使用java.util.regex.Pattern在java中查找类似的IP

Question

I am trying to find similar IP using java.util.regex.Pattern in java.

String ipAddr = "192.168.112.33";
Pattern PRIVATE_ADDRESS_PATTERN = Pattern.compile("192.168.(.*?).33", Pattern.CASE_INSENSITIVE);
String IPaddress = PRIVATE_ADDRESS_PATTERN.matcher(ipAddr).toString(); 

It is not working for me. Where is my mistake?

Answer 1

Why you simply don't make :

String ipAddr = "192.168.112.33";

//If your pattern match with your String then it is correct else it is not
if (ipAddr.matches("192\\.168\\.(.*?)\\.33")) {
    System.out.println("CORRECT");
} else {
    System.out.println("NOT CORRECT");
}

Like @lathspell said in the comment you have to escape the dot (.) with \\\\.

Answer 2

A more correct matcher would be the following:

Pattern IP_PATTERN = Pattern.compile("192\\.168\\.(\\d{1,3})\\.33");

This way you would only match numbers in there and not letters, for instance.
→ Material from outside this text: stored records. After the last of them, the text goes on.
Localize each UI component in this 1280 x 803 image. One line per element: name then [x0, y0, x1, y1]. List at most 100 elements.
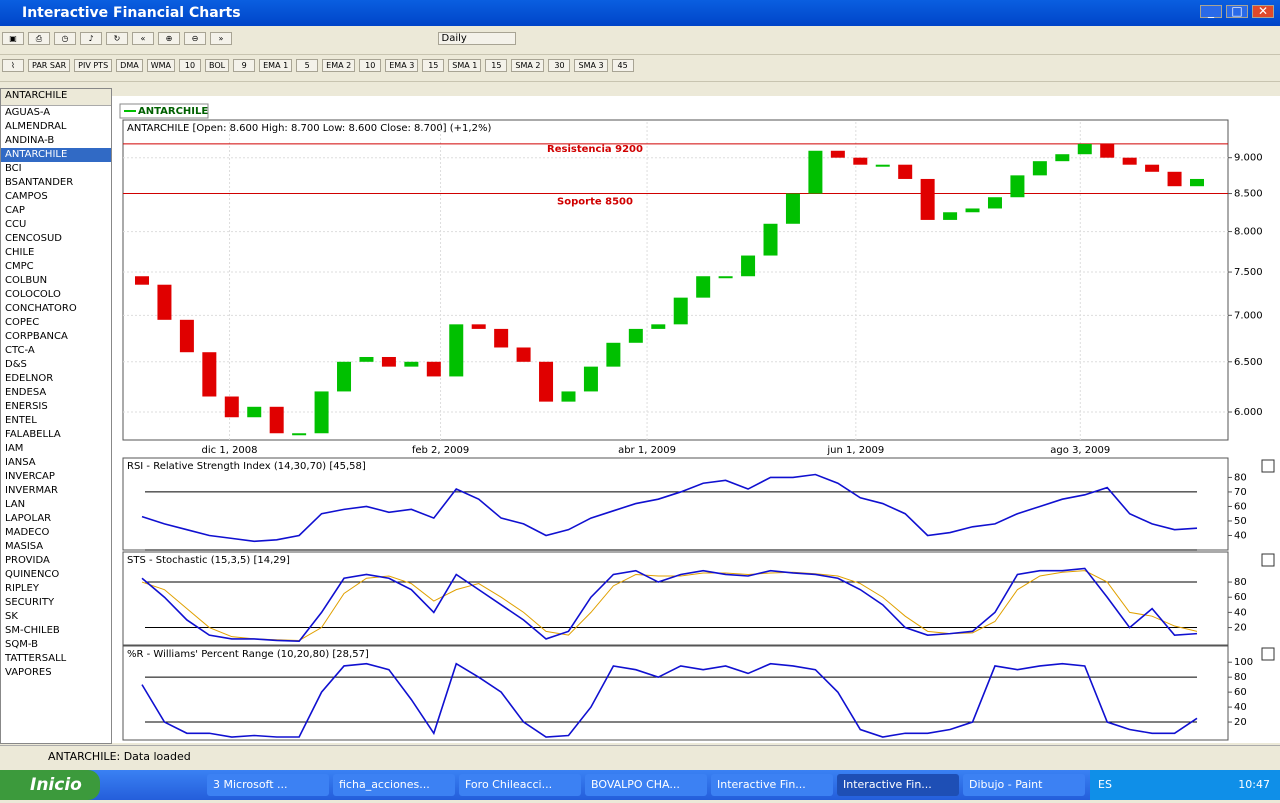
symbol-item[interactable]: COLOCOLO — [5, 289, 61, 300]
toolbar-button[interactable]: PIV PTS — [74, 59, 113, 72]
toolbar-button[interactable]: 30 — [548, 59, 571, 72]
tool[interactable]: ⊖ — [184, 32, 206, 45]
tool[interactable]: ⊕ — [158, 32, 180, 45]
symbol-item[interactable]: CHILE — [5, 247, 35, 258]
start-button[interactable]: Inicio — [0, 770, 100, 800]
toolbar-button[interactable]: EMA 1 — [259, 59, 293, 72]
symbol-item[interactable]: CENCOSUD — [5, 233, 63, 244]
toolbar-button[interactable]: 10 — [179, 59, 201, 72]
symbol-item[interactable]: CCU — [5, 219, 27, 230]
candle — [741, 255, 756, 277]
task-button[interactable]: Interactive Fin... — [837, 774, 959, 796]
symbol-item[interactable]: CONCHATORO — [5, 303, 77, 314]
toolbar-button[interactable]: PAR SAR — [28, 59, 71, 72]
symbol-item[interactable]: IAM — [5, 443, 24, 454]
toolbar-button[interactable]: BOL — [205, 59, 230, 72]
panel-title: RSI - Relative Strength Index (14,30,70)… — [127, 461, 366, 472]
symbol-item[interactable]: ANTARCHILE — [1, 148, 111, 162]
symbol-item[interactable]: INVERCAP — [5, 471, 55, 482]
task-button[interactable]: Dibujo - Paint — [963, 774, 1085, 796]
symbol-item[interactable]: CMPC — [5, 261, 34, 272]
candle — [943, 212, 958, 220]
symbol-item[interactable]: TATTERSALL — [5, 653, 67, 664]
symbol-item[interactable]: VAPORES — [5, 667, 52, 678]
symbol-item[interactable]: AGUAS-A — [5, 107, 51, 118]
symbol-item[interactable]: D&S — [5, 359, 27, 370]
symbol-item[interactable]: SK — [5, 611, 18, 622]
toolbar-button[interactable]: EMA 3 — [385, 59, 419, 72]
symbol-item[interactable]: COLBUN — [5, 275, 48, 286]
symbol-item[interactable]: BCI — [5, 163, 22, 174]
toolbar-button[interactable]: 15 — [422, 59, 445, 72]
toolbar-button[interactable]: 5 — [296, 59, 319, 72]
task-button[interactable]: Interactive Fin... — [711, 774, 833, 796]
candle — [673, 297, 688, 325]
close-panel[interactable] — [1261, 647, 1275, 661]
symbol-item[interactable]: PROVIDA — [5, 555, 50, 566]
toolbar-button[interactable]: SMA 3 — [574, 59, 608, 72]
symbol-item[interactable]: INVERMAR — [5, 485, 58, 496]
symbol-item[interactable]: COPEC — [5, 317, 40, 328]
symbol-item[interactable]: CAP — [5, 205, 25, 216]
symbol-item[interactable]: QUINENCO — [5, 569, 60, 580]
status-text: ANTARCHILE: Data loaded — [48, 750, 191, 763]
candle — [987, 197, 1002, 209]
list-items: AGUAS-A ALMENDRAL ANDINA-B ANTARCHILE BCI BSA… — [1, 106, 111, 680]
period-select[interactable]: Daily — [437, 32, 516, 45]
tool[interactable]: ⎙ — [28, 32, 50, 45]
toolbar-button[interactable]: 9 — [233, 59, 256, 72]
symbol-item[interactable]: CTC-A — [5, 345, 35, 356]
symbol-item[interactable]: BSANTANDER — [5, 177, 74, 188]
symbol-item[interactable]: SECURITY — [5, 597, 55, 608]
symbol-item[interactable]: CORPBANCA — [5, 331, 68, 342]
y-tick-label: 40 — [1234, 530, 1247, 541]
window-title: Interactive Financial Charts — [0, 0, 1280, 26]
symbol-item[interactable]: SM-CHILEB — [5, 625, 60, 636]
candle — [292, 433, 307, 436]
symbol-item[interactable]: ENDESA — [5, 387, 47, 398]
minimize[interactable]: _ — [1200, 5, 1222, 18]
toolbar-button[interactable]: SMA 1 — [448, 59, 482, 72]
toolbar-button[interactable]: 15 — [485, 59, 508, 72]
toolbar-button[interactable]: WMA — [146, 59, 175, 72]
symbol-item[interactable]: ALMENDRAL — [5, 121, 67, 132]
y-tick-label: 20 — [1234, 623, 1247, 634]
symbol-item[interactable]: LAPOLAR — [5, 513, 52, 524]
symbol-item[interactable]: ENERSIS — [5, 401, 48, 412]
task-button[interactable]: 3 Microsoft ... — [207, 774, 329, 796]
tool[interactable]: « — [132, 32, 154, 45]
tool[interactable]: ♪ — [80, 32, 102, 45]
task-button[interactable]: BOVALPO CHA... — [585, 774, 707, 796]
y-tick-label: 7.500 — [1234, 267, 1263, 278]
tool[interactable]: ▣ — [2, 32, 24, 45]
symbol-item[interactable]: ANDINA-B — [5, 135, 55, 146]
tool[interactable]: ↻ — [106, 32, 128, 45]
symbol-item[interactable]: MADECO — [5, 527, 50, 538]
symbol-item[interactable]: MASISA — [5, 541, 44, 552]
toolbar-button[interactable]: SMA 2 — [511, 59, 545, 72]
symbol-item[interactable]: EDELNOR — [5, 373, 54, 384]
toolbar-button[interactable]: DMA — [116, 59, 143, 72]
toolbar-button[interactable]: 45 — [611, 59, 634, 72]
candle — [1010, 175, 1025, 198]
maximize[interactable]: □ — [1226, 5, 1248, 18]
toolbar-button[interactable]: EMA 2 — [322, 59, 356, 72]
tool[interactable]: ◷ — [54, 32, 76, 45]
symbol-item[interactable]: CAMPOS — [5, 191, 48, 202]
close-panel[interactable] — [1261, 459, 1275, 473]
close-panel[interactable] — [1261, 553, 1275, 567]
candle — [1190, 178, 1204, 187]
symbol-item[interactable]: ENTEL — [5, 415, 37, 426]
toolbar-button[interactable]: 10 — [359, 59, 382, 72]
symbol-item[interactable]: IANSA — [5, 457, 36, 468]
tool[interactable]: ⌇ — [2, 59, 24, 72]
symbol-item[interactable]: FALABELLA — [5, 429, 61, 440]
symbol-item[interactable]: RIPLEY — [5, 583, 39, 594]
symbol-item[interactable]: LAN — [5, 499, 26, 510]
close[interactable]: ✕ — [1252, 5, 1274, 18]
y-tick-label: 50 — [1234, 516, 1247, 527]
symbol-item[interactable]: SQM-B — [5, 639, 38, 650]
task-button[interactable]: ficha_acciones... — [333, 774, 455, 796]
task-button[interactable]: Foro Chileacci... — [459, 774, 581, 796]
tool[interactable]: » — [210, 32, 232, 45]
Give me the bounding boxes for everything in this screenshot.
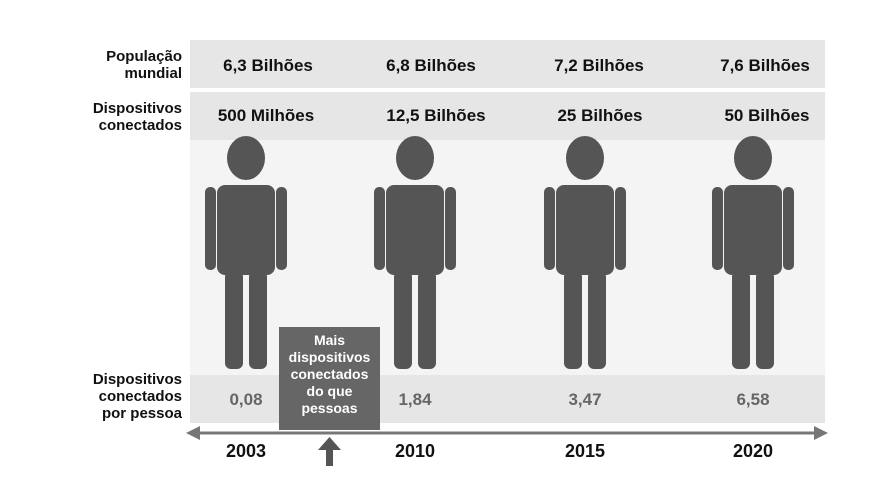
year-label: 2010 bbox=[394, 441, 436, 461]
callout-line: Mais bbox=[313, 332, 346, 348]
arrow-left-icon bbox=[186, 426, 200, 440]
population-value: 6,3 Bilhões bbox=[223, 56, 313, 75]
year-label: 2015 bbox=[564, 441, 606, 461]
population-band bbox=[190, 40, 825, 88]
per-person-value: 6,58 bbox=[736, 390, 770, 409]
population-label-line: População bbox=[106, 48, 182, 65]
devices-value: 50 Bilhões bbox=[724, 106, 810, 125]
ratio-label-line: conectados bbox=[98, 388, 182, 405]
person-silhouette-icon bbox=[544, 136, 626, 369]
population-row-label: População mundial bbox=[0, 48, 182, 82]
year-label: 2003 bbox=[225, 441, 267, 461]
callout-line: pessoas bbox=[301, 400, 358, 416]
person-silhouette-icon bbox=[712, 136, 794, 369]
ratio-label-line: por pessoa bbox=[101, 405, 182, 422]
callout-line: conectados bbox=[290, 366, 369, 382]
devices-row-label: Dispositivos conectados bbox=[0, 100, 182, 134]
per-person-value: 1,84 bbox=[398, 390, 432, 409]
callout-line: dispositivos bbox=[288, 349, 371, 365]
devices-value: 25 Bilhões bbox=[557, 106, 643, 125]
population-value: 7,6 Bilhões bbox=[720, 56, 810, 75]
callout-box: Mais dispositivos conectados do que pess… bbox=[279, 327, 380, 430]
devices-label-line: Dispositivos bbox=[92, 100, 182, 117]
per-person-value: 0,08 bbox=[229, 390, 263, 409]
arrow-right-icon bbox=[814, 426, 828, 440]
ratio-label-line: Dispositivos bbox=[92, 371, 182, 388]
population-value: 7,2 Bilhões bbox=[554, 56, 644, 75]
ratio-row-label: Dispositivos conectados por pessoa bbox=[0, 371, 182, 422]
year-label: 2020 bbox=[732, 441, 774, 461]
devices-value: 12,5 Bilhões bbox=[386, 106, 486, 125]
population-value: 6,8 Bilhões bbox=[386, 56, 476, 75]
devices-band bbox=[190, 92, 825, 140]
callout-line: do que bbox=[306, 383, 353, 399]
per-person-value: 3,47 bbox=[568, 390, 602, 409]
devices-value: 500 Milhões bbox=[217, 106, 315, 125]
population-label-line: mundial bbox=[124, 65, 182, 82]
person-silhouette-icon bbox=[205, 136, 287, 369]
arrow-up-icon bbox=[318, 437, 341, 466]
devices-label-line: conectados bbox=[98, 117, 182, 134]
person-silhouette-icon bbox=[374, 136, 456, 369]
According to further use cases, you may want to refine your number matcher to make sure it matches only in the range 0-255 :

String IP_PATTERN_PART = "(?:25[0-5]|2[0-4][0-9]|1[0-9][0-9]|[1-9][0-9]|[0-9]?)";
Pattern IP_PATTERN = Pattern.compile("192\\.168\\.("+IP_PATTERN_PART+")\\.33");

Also, if you are sure you will never get anything else than an IP (meaning no enclosing text), you may want to use the start and end delimiters:

Pattern IP_PATTERN = Pattern.compile("^192\\.168\\.(\\d{1,3})\\.33$");

Then, once you've decided which pattern to use, you'll have to use it this way:

Matcher matcher = IP_PATTERN.matcher(candidate);
String otherIP = null;
if (matcher.matches()) {
  matcher.find();
  otherIP = matcher.group(1);
}